Quand je suis face à mes auditrices/auditeurs, ma préoccupation principale est de trouver comment leur dire quelque chose qui leur soit utile et bénéfique. Il ne s’agit pas seulement de mots qui les stimuleront sur le plan intellectuel ou leur apporteront une satisfaction émotionnelle, mais plutôt d’instructions qui peuvent être mises en œuvre et qui encourageront les personnes à essayer de s’aider elles-mêmes, puis ensuite les autres. Aujourd’hui, mon auditoire n’est plus seulement composé de moines, de nonnes et d’ermites, comme cela aurait pu être le cas autrefois. C’est un auditoire de personnes laïques avec des familles, un travail et des obligations sociales classiques. Par conséquent, il n’est absolument pas approprié de m’adresser à elles comme si elles avaient totalement renoncé au monde et qu’elles n’avaient rien d’autre à faire que consacrer leurs journées à la pratique formelle du Dharma.
Le fait est que ces disciples du Dharma, bien souvent sincères et dévoués, n’ont que très peu de temps à consacrer à la pratique formelle. C’est pourquoi j’essaie de trouver les mots qui leur seront utiles et les encourageront, car sinon le Dharma n’aura aucun sens pour elles. Par le passé, dans certaines écoles bouddhiques, on mettait principalement l’accent sur la méditation assise comme unique moyen d’atteindre l’illumination. On considérait que la vie quotidienne, la famille et le travail étaient des obstacles à la pratique. Pour corriger ce déséquilibre, il faut mettre l’accent sur le fait que c’est justement dans le quotidien, quand il est vécu en pleine conscience et avec un cœur ouvert, que se trouve la base de notre pratique du Dharma. Les échanges humains et la vie quotidienne sont les moyens par lesquels nous cultivons les qualités nécessaires pour marcher sur la voie. Ces entretiens ne sont donc ni des exposés sophistiqués sur la philosophie bouddhiste, ni des instructions détaillées sur la façon de pratiquer la méditation. Ce sont simplement des paroles d’encouragement, pour rappeler aux personnes ordinaires que, toutes et tous, nous avons en nous le potentiel d’un changement intérieur, et que, toutes et tous, nous pouvons y arriver à condition de vraiment essayer. Jetsunma Tenzin Palmo
Les qualités de la pratique
Pour commencer, deux qualités essentielles sont nécessaires pour pratiquer le bouddhisme. La première est de pouvoir se retirer de la société pour un temps, que cela soit quelques heures, quelques jours, quelques mois, voire quelques années. L’autre qualité est d’être capable de porter ce que l’on a pu gagner lors de cette expérience de retrait et de le redonner au monde — dans nos relations aux autres et dans la vie quotidienne.

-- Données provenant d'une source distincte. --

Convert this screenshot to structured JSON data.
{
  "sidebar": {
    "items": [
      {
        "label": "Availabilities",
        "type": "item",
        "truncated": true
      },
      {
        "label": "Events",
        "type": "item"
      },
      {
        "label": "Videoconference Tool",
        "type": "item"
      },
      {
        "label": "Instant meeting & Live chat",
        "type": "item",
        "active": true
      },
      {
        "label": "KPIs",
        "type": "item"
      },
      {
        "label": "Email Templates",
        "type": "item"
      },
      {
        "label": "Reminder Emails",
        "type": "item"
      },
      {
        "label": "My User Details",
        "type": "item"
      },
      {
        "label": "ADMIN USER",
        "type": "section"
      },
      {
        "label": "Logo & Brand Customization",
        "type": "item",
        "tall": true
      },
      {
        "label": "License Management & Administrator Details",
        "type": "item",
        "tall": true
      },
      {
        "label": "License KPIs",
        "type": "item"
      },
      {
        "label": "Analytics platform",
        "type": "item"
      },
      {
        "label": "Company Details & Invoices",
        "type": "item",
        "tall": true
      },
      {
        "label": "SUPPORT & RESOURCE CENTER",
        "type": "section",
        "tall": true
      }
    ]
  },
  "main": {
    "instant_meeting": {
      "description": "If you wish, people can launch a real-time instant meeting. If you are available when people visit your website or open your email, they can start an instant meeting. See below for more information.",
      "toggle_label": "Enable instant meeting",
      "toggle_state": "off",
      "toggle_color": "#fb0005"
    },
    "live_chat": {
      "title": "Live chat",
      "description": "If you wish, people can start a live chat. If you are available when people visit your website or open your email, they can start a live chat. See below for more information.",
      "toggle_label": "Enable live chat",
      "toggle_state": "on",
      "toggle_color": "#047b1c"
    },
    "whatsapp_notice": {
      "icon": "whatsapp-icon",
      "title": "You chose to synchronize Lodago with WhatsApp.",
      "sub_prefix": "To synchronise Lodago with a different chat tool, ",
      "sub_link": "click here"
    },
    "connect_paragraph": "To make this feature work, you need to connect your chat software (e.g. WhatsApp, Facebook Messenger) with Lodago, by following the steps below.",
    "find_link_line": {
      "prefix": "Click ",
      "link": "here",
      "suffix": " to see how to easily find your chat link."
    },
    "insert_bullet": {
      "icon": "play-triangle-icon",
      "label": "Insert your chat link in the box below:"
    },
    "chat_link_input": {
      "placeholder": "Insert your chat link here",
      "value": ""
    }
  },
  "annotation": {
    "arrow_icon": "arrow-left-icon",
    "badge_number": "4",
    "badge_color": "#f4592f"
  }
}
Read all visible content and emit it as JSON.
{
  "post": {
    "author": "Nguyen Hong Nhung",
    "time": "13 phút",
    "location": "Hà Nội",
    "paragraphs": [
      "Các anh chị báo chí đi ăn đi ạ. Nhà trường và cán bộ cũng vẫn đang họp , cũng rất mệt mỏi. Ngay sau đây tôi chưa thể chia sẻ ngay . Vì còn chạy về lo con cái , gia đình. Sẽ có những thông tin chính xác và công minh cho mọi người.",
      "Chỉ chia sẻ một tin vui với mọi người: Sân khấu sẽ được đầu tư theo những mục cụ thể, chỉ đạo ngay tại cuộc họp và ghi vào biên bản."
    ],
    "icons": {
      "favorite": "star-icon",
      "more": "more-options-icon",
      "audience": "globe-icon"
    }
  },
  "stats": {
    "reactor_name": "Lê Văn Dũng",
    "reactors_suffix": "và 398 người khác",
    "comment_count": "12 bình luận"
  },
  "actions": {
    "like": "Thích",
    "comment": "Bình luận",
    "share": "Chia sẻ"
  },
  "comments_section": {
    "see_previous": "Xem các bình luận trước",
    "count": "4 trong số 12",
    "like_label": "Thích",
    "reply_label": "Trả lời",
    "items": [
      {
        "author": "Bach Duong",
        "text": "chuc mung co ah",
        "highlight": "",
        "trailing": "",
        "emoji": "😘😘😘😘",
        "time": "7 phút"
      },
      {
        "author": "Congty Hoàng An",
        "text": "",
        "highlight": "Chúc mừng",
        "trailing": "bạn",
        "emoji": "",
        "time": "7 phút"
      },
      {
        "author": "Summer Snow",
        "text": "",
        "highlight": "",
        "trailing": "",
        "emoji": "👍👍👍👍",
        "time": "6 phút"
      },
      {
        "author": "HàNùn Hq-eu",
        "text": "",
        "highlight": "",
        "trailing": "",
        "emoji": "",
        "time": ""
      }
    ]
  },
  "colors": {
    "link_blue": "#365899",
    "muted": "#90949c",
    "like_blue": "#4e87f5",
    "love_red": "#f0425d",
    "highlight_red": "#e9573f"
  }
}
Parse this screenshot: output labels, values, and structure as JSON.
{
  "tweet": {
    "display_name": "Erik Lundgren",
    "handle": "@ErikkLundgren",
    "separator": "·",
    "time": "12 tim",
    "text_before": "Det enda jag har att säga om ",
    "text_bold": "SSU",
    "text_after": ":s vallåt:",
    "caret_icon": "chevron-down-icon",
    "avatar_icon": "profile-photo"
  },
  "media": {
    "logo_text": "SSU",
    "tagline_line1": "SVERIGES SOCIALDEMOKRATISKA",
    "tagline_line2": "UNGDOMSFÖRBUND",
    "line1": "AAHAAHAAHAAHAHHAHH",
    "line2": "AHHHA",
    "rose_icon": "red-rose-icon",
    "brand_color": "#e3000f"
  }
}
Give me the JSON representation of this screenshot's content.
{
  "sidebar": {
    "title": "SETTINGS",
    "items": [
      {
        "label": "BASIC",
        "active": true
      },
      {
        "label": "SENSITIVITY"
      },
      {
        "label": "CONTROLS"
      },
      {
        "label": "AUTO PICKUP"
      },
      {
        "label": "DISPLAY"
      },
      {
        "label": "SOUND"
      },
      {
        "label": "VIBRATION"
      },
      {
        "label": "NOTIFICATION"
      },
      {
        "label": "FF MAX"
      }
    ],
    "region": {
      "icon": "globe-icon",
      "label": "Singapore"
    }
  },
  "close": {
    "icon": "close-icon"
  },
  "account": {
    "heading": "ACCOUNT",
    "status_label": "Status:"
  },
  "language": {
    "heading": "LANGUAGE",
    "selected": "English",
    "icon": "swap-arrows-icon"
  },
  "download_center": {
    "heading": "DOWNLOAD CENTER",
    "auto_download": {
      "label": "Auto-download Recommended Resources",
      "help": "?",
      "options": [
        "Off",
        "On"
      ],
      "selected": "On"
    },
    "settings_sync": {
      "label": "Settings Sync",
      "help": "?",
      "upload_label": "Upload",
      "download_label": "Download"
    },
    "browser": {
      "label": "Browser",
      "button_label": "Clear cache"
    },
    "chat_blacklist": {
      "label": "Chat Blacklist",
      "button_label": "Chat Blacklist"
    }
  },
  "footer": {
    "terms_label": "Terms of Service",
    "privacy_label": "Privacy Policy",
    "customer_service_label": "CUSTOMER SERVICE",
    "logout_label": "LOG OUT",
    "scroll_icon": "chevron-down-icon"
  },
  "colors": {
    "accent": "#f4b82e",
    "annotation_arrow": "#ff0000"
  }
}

Ces deux qualités sont indispensables, comme l’inspiration et l’expiration. Des personnes sont quelquefois très impressionnées en entendant parler des bienfaits des retraites – de trois ans, sept ans ou de toute une vie. Elles caressent alors l’idée que, peut-être, si elles aussi elles pouvaient le faire, alors elles pourraient vraiment avancer. Mais, pensent-elles, nous sommes des personnes ordinaires, nous ne pouvons pas faire cela. Elles ont alors l’impression qu’il y a peu d’espoir que leur pratique devienne un jour vraiment profonde. Pourtant, ce n’est pas tant la quantité que la qualité qui compte.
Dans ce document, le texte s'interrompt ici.